Sono stati presentati alla stampa i 12 nuovi candidati astronauti (Ascan nel linguaggio della NASA) che inizieranno il corso di formazione che li trasformerà in autentici professionisti dello spazio. E’ il cosiddetto “basic training”, un ciclo di formazione di almeno due anni che, oltre alle lezioni teoriche di tipo universitario, prevede attività che non si trovano in nessun curriculum accademico: corsi di sopravvivenza, immersioni subacquee, voli su aerei da addestramento e sessioni nei più sofisticati simulatori di veicoli spaziali.
Ricordo benissimo quando ho iniziato quello stesso corso, allora eravamo 44 Ascan, di cui ben 9 internazionali, appartenenti ad altre agenzie spaziali.

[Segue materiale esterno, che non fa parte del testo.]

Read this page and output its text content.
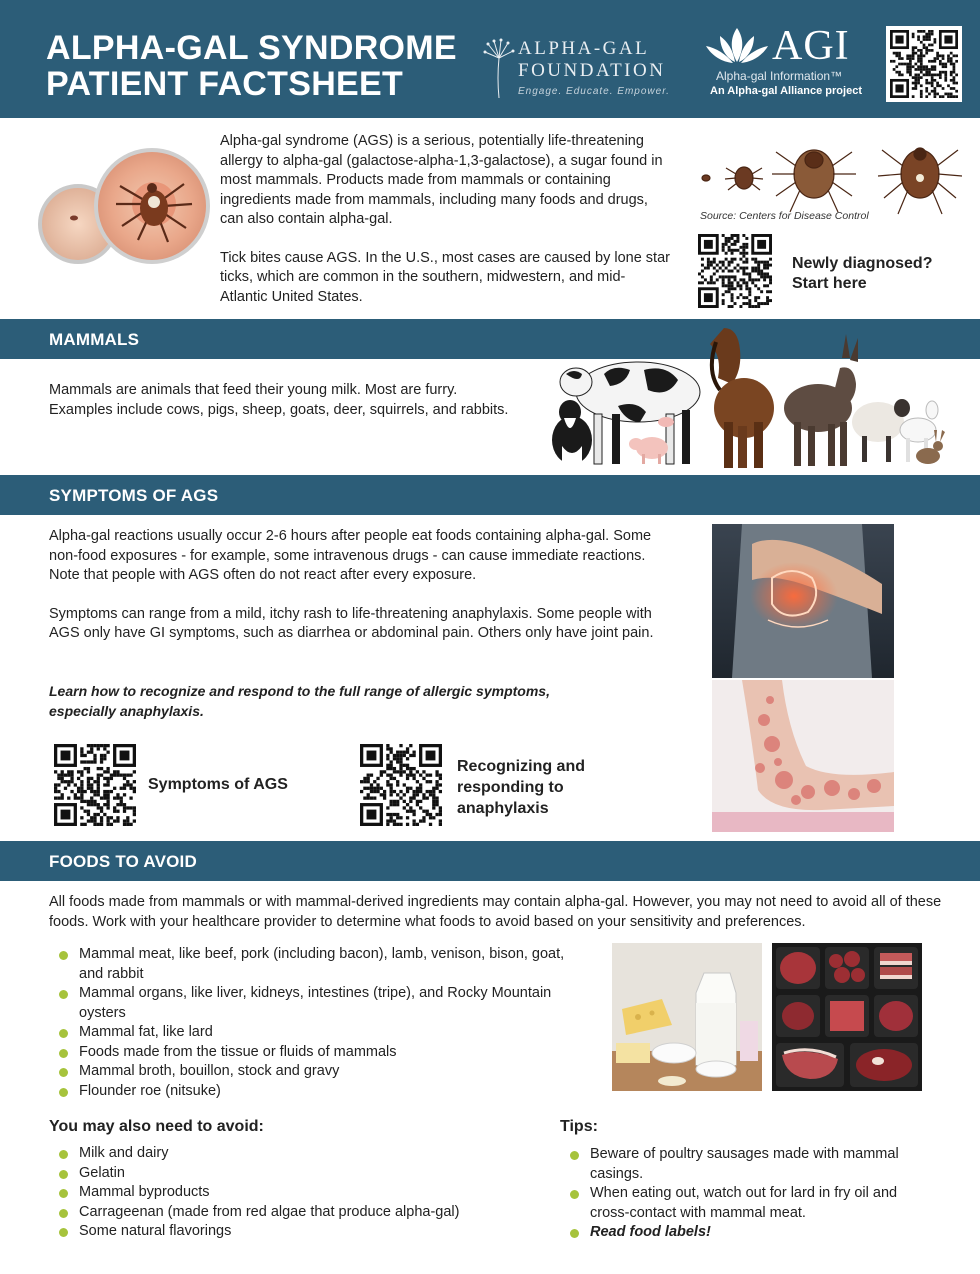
ALPHA-GAL SYNDROME
PATIENT FACTSHEET
ALPHA-GAL
FOUNDATION
Engage. Educate. Empower.
AGI
Alpha-gal Information™
An Alpha-gal Alliance project

Alpha-gal syndrome (AGS) is a serious, potentially life-threatening allergy to alpha-gal (galactose-alpha-1,3-galactose), a sugar found in most mammals. Products made from mammals or containing ingredients made from mammals, including many foods and drugs, can also contain alpha-gal.

Tick bites cause AGS. In the U.S., most cases are caused by lone star ticks, which are common in the southern, midwestern, and mid-Atlantic United States.

Source: Centers for Disease Control
Newly diagnosed?
Start here
MAMMALS
Mammals are animals that feed their young milk. Most are furry.
Examples include cows, pigs, sheep, goats, deer, squirrels, and rabbits.
SYMPTOMS OF AGS

Alpha-gal reactions usually occur 2-6 hours after people eat foods containing alpha-gal. Some non-food exposures - for example, some intravenous drugs - can cause immediate reactions. Note that people with AGS often do not react after every exposure.

Symptoms can range from a mild, itchy rash to life-threatening anaphylaxis. Some people with AGS only have GI symptoms, such as diarrhea or abdominal pain. Others only have joint pain.

Learn how to recognize and respond to the full range of allergic symptoms, especially anaphylaxis.
Symptoms of AGS
Recognizing and
responding to
anaphylaxis
FOODS TO AVOID
All foods made from mammals or with mammal-derived ingredients may contain alpha-gal. However, you may not need to avoid all of these foods. Work with your healthcare provider to determine what foods to avoid based on your sensitivity and preferences.
Mammal meat, like beef, pork (including bacon), lamb, venison, bison, goat, and rabbit
Mammal organs, like liver, kidneys, intestines (tripe), and Rocky Mountain oysters
Mammal fat, like lard
Foods made from the tissue or fluids of mammals
Mammal broth, bouillon, stock and gravy
Flounder roe (nitsuke)
You may also need to avoid:
Milk and dairy
Gelatin
Mammal byproducts
Carrageenan (made from red algae that produce alpha-gal)
Some natural flavorings
Tips:
Beware of poultry sausages made with mammal casings.
When eating out, watch out for lard in fry oil and cross-contact with mammal meat.
Read food labels!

Era il Gruppo XVI, subito ribattezzato “Sardines”, perché era la più numerosa classe di astronauti dalla storia della NASA. In quel momento c’erano in previsione numerose missioni dello Space Shuttle e, soprattutto, stava per iniziare la costruzione in orbita della Stazione Spaziale Internazionale (ISS).

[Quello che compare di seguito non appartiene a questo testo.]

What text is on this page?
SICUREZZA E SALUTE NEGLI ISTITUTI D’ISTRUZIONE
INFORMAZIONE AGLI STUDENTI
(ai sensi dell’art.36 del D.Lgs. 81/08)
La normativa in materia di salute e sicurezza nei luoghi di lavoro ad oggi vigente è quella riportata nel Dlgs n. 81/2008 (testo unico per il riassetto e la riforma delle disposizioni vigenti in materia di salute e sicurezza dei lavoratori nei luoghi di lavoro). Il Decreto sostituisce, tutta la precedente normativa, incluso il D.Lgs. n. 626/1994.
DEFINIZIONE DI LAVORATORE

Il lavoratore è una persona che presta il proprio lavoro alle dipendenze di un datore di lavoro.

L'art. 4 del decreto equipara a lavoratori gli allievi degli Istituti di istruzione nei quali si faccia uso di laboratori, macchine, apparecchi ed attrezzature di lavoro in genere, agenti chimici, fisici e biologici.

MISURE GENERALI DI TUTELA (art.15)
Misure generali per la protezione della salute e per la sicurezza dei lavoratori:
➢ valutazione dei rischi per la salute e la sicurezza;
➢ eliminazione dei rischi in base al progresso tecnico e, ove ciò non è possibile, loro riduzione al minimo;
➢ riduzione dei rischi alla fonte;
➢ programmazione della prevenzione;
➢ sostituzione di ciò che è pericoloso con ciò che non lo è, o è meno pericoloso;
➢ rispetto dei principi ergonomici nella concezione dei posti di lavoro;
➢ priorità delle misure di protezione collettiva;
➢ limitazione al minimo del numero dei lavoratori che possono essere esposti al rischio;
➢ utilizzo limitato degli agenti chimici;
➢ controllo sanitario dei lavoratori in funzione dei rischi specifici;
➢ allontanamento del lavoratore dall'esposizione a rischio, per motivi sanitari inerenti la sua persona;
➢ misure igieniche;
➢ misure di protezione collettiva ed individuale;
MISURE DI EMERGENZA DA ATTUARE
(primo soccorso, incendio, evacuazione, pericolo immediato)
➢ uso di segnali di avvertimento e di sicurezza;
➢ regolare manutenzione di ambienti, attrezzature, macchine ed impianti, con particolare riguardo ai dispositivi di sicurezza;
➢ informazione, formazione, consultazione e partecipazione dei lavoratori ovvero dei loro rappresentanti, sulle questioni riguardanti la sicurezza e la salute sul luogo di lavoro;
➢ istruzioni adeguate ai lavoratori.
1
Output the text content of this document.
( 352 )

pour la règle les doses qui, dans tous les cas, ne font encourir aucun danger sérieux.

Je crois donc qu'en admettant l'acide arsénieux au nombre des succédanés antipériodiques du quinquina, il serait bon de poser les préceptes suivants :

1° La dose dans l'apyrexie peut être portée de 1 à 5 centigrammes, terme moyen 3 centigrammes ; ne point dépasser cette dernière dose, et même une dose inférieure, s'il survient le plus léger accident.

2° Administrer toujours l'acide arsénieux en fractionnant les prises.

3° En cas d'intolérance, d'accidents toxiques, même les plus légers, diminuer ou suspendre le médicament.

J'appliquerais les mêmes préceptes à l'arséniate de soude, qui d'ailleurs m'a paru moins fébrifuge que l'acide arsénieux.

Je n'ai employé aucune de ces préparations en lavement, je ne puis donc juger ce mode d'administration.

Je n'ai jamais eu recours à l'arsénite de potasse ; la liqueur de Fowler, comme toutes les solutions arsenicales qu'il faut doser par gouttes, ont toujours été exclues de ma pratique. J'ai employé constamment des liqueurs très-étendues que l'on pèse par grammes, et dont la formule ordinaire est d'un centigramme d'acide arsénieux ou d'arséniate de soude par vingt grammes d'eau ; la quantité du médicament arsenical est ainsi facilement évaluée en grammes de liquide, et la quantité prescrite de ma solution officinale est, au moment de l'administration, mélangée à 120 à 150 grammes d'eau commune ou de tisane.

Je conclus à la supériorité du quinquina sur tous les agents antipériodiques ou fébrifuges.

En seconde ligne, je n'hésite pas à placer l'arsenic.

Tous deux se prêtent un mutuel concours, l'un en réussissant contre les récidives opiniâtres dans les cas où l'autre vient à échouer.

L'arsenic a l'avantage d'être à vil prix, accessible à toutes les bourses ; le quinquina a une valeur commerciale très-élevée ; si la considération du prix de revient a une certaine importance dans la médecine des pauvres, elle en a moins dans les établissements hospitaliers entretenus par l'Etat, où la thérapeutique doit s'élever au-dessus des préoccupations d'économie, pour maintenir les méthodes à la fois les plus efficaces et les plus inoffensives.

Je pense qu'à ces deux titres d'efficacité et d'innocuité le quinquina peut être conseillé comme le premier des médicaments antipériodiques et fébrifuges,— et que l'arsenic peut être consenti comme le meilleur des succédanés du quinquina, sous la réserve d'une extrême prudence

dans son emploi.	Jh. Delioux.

In oltre due decenni, la situazione è profondamente mutata: le navette americane sono diventate oggetti da museo e la ISS è entrata nella fase finale della sua vita operativa. Le nuove leve sono state dell’ordine di qualche unità e il corpo astronauti della NASA è andato riducendosi, fino al punto di contare poco più di quaranta astronauti. Una situazione plasticamente rappresentata dal fatto che, negli ultimi anni, gli astronauti americani devono noleggiare un sedile sulla Soyuz russa.
La nuova impennata nel numero di astronauti appena selezionati, perciò, è il segnale che la NASA si sta preparando ad una nuova fase di espansione. Anche il background dei nuovi astronauti fa presagire che saranno chiamati ad affrontare nuove sfide sia intorno alla Terra che, e questa è la novità più importante, nello spazio profondo oltre l’orbita terrestre.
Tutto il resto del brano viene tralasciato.